Why is traditional medicine from the East is under threat both here and in China
Before anyone accuses me of prejudice, I would like to say that I do have sympathy for a balanced, holistic oriental approach to wellbeing. But as a health journalist with 20 years’ experience, the popularity of Chinese medicine and its lack of regulation fill me with alarm.
I decided to test my concerns by consulting three Chinese herbal-medicine practitioners, all only five minutes’ walk from my home in Brighton. At each, I complained of fatigue and bloatedness (symptoms I attribute to being a man in his forties). The first tested my pulse, looked at my tongue and asked about my symptoms. She pronounced that my body was contaminated by a cold I’d had five months ago, and that my energy channels were blocked.
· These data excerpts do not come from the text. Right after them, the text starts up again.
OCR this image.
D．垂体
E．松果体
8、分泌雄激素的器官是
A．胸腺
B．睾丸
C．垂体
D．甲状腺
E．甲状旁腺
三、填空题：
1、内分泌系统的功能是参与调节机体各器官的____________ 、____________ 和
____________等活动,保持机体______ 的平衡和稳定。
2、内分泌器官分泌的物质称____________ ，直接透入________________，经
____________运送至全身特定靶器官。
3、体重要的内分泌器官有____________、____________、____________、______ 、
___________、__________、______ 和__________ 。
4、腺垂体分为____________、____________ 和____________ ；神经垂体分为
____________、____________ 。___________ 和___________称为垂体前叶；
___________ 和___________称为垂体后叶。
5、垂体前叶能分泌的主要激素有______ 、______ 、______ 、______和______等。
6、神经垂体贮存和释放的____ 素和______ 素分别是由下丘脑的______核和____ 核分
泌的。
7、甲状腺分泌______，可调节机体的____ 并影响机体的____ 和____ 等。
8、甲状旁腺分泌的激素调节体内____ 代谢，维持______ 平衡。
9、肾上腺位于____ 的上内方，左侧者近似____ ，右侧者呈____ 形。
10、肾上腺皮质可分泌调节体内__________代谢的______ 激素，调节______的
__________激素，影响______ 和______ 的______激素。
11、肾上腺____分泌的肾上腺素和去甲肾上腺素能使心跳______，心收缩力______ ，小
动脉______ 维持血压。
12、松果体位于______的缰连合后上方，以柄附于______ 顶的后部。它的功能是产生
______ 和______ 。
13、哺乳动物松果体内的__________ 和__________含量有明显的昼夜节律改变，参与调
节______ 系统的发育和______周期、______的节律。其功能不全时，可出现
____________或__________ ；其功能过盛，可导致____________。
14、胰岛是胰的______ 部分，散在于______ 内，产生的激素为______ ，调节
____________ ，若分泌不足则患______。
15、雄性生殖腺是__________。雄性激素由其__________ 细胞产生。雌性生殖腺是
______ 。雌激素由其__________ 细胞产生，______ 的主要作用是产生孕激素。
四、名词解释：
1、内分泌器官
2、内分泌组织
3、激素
She wanted to charge £88 for herbs, pills, acupuncture and massage.
The second charged £10 for a consultation in which he examined my blood pressure. He said that I suffered “weak kidney energy” and an excess of damp in my stomach, and prescribed a two-week course of herbs for £17 and a £150 course of acupuncture. In the third consultation, the practitioner pronounced that I had “spleen insufficiency and weak pulse”. He wanted £325 for herbs, pills and acupuncture.
He was the only one to require my GP’s address or to ask if I was taking Western medications — crucial information as components in Chinese medicine can interact dangerously with conventional drugs. None of the practitioners would discuss their medicines’ ingredients. It’s this sort of apparent randomness that has British lobbying organisations such as Sense About Science — a charitable trust run by academics and scientists — arguing that Chinese herbalism should not be defined as “medicine”, as it gives many practitioners a credibility that they do not merit. Yet about 6,000 Chinese herbal medicine stores have sprung up on the high streets of Britain in recent years, a popularity that might suggest that they are in rude health.